A few days ago I was having a conversation with someone about what other career path I would pursue if I sold my business or suddenly found myself in need of a job. I thought about what other skills, besides sales, that I have developed after running my own business for the last 11 years and came up with accounts receivable manager.
This idea would surprise many, including myself, because I disliked getting involved in money matters when I was in sales. I distinctly remember being instructed by a professor in college that taught a salesmanship class that sales people should not be involved in collections. Whenever my bosses would ask me to talk to a customer about past due invoices, I would say that they shouldn’t put me in that position. Their response was that there wasn’t anyone who had a better relationship with that customer than me, so I needed to ask for my contact’s help in getting paid. They were right in that – I had to admit. Much of the time, when I inquired with the customer about the problem, I was told that the person doing collections for my employer was rude or something along those lines. The solution often involved me promising the accounts payable person that I would personally handle any collection questions in the future. In doing this, I quickly learned that the accounts payable person was just as important to get to know and build a relationship with as the buyer. As a salesperson, you would never think to be rude, insensitive, or overbearing to your buyer for fear of losing their business, so why would you treat the person who signs the check any differently? Ever heard the saying, “You attract more flies with honey instead of vinegar.”?

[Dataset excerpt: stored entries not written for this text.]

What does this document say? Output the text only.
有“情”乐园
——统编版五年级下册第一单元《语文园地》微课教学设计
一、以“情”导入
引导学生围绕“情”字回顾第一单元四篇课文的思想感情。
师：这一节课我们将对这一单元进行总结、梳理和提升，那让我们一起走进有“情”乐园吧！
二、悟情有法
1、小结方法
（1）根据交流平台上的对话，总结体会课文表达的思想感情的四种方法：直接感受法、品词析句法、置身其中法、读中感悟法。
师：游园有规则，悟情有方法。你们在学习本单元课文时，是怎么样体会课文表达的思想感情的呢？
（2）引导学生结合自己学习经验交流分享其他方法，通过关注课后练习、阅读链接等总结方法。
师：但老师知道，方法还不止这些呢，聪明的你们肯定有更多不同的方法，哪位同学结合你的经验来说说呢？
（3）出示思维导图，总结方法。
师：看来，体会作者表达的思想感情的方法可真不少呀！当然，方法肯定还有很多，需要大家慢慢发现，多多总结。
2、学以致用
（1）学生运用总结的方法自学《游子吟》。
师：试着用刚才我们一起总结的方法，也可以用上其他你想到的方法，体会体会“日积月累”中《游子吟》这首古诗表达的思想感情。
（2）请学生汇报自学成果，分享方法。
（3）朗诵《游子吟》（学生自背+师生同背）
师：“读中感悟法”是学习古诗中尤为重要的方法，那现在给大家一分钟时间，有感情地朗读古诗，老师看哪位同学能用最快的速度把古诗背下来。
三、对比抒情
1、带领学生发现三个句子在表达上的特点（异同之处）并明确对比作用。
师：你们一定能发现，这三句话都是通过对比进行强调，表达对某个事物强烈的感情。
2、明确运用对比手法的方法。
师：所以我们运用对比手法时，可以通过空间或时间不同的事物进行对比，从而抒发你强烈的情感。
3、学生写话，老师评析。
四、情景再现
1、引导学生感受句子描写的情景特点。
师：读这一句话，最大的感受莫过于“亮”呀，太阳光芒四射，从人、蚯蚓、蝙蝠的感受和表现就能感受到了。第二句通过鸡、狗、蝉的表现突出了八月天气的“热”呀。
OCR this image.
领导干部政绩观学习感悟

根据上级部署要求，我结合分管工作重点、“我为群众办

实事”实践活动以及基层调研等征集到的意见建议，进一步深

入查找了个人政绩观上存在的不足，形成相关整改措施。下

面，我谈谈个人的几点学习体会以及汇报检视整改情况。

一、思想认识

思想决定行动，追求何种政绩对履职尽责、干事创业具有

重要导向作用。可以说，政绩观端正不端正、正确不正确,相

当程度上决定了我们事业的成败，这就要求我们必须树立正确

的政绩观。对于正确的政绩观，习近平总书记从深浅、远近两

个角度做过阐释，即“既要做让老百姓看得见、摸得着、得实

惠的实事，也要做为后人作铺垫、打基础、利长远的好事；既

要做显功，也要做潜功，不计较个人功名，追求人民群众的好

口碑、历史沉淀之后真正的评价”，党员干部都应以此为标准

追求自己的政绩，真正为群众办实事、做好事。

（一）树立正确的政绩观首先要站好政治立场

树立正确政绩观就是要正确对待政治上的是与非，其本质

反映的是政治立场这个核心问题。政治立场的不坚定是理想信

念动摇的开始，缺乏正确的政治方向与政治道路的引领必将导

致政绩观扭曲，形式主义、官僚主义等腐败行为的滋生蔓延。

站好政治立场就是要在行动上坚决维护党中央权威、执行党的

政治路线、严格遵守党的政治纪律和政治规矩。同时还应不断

When I started my own business, I kept that same philosophy when it came to collections. I decided to be cautious going in and check credit references on new accounts that wish to pay on terms. If the references indicated issues, I would approach giving credit with caution – sometimes telling the customer that I could not give them terms at this time. C.O.D. or credit card would be accepted. I felt that extending too much credit to a risky client wasn’t a risk I was willing to take – especially early on when cash flow was so critical.
I decided that my “policy” for collections would begin when a customer was two weeks late with a payment. I would give the A/P person a call to inquire about the status of payment on the invoice and to make sure as to whether there might be any issues with the invoice. This phone call is always curtious and professional. Based on what I was told, I would follow up again if the check had not arrived within a few days of when they promised to send it. If an invoice went more than 30 days past it’s due date, I would be sure to point out that fact and ask for the A/P person’s help in getting the matter resolved. This would continue until it was either paid or the invoice reached 60 days past its due date. The phone calls would be made about once a week. I rarely have a collection situation go this long. (Maybe 2-3 a year.)
I listen and pay attention to what the A/P person says as to the reasons for late payment. Since I am a low risk taker, when I hear comments about how bad business is or that there are financial problems, I often make the decision to cut off credit to that customer or at least reduce the credit limit. I also weigh in how often and how long I have had to work hard to collect payment. There are some people that just pay a little slow all the time every time. When the pattern breaks for the worse, I see that as a red flag. I recommend you use your own judgement about what is acceptable and workable for you. Larger companies with loads of cash may be less concerned about allowing companies to stretch them out as compared to a small business with a tighter cash flow.
When a past due total reached the 90 day point, I moved to written correspondence. I would send a certified letter to the accounts payable person and the registered agent for the company (a registered agent is the person that is listed as the principle of the corporation or LLC with the Secretary of State in your state, which is public information) detailing the past due invoices and set a deadline for payment. I would attach copies of the invoice, signed delivery receipt, and customer statement. I recommend at least a two week time frame for the deadline. Since most of my invoice amounts are lower than the allowed amount eligible for small claims court in my state, I indicate that if payment is not received by the deadline, I may be forced to file a claim in court. You don’t want to be rude or too threatening here. You still want to encourage them to help you resolve the matter without having to go to that extreme.
If I still did not receive payment by the deadline, I would go online to the Small Claims Court in my district and print out a claim form. I fill it out and attach copies of all the documents and take it to the JP office. There is a fee to pay for filing the claim and to have the registered agent served. It varies from county to county, but should always be way less than the cost of an attorney. Usually within a week, the customer is served a notice by a constable. This action may seem pretty serious to some, but it has been extremely effective for me when I have been forced to do so. It is rare. I think in 11 years I have filed a claim no more than 4 times. Most people will pay you before it gets that far. I can tell you that I have never had to appear in court. Once a Justice of the Peace gets involved and requests a response from the defendent, the customer will pay you. In all 4 cases, I was paid in full by the customer and settled the case before the court date.
It is my experience that most accounts payable managers will instruct their personnel to stretch where they can. I am often surprised when I learn that a company lets their customers pay in 2-3 months and be okay with it. I am less surprised when they then have financial pressures of their own. There is another old saying, “The squeaky wheel gets the grease.” If you don’t make an effort to collect money when it is past due, it will become a problem for you later on. Writing off bad debt is not a tax deduction I wish to take yearly. Do you?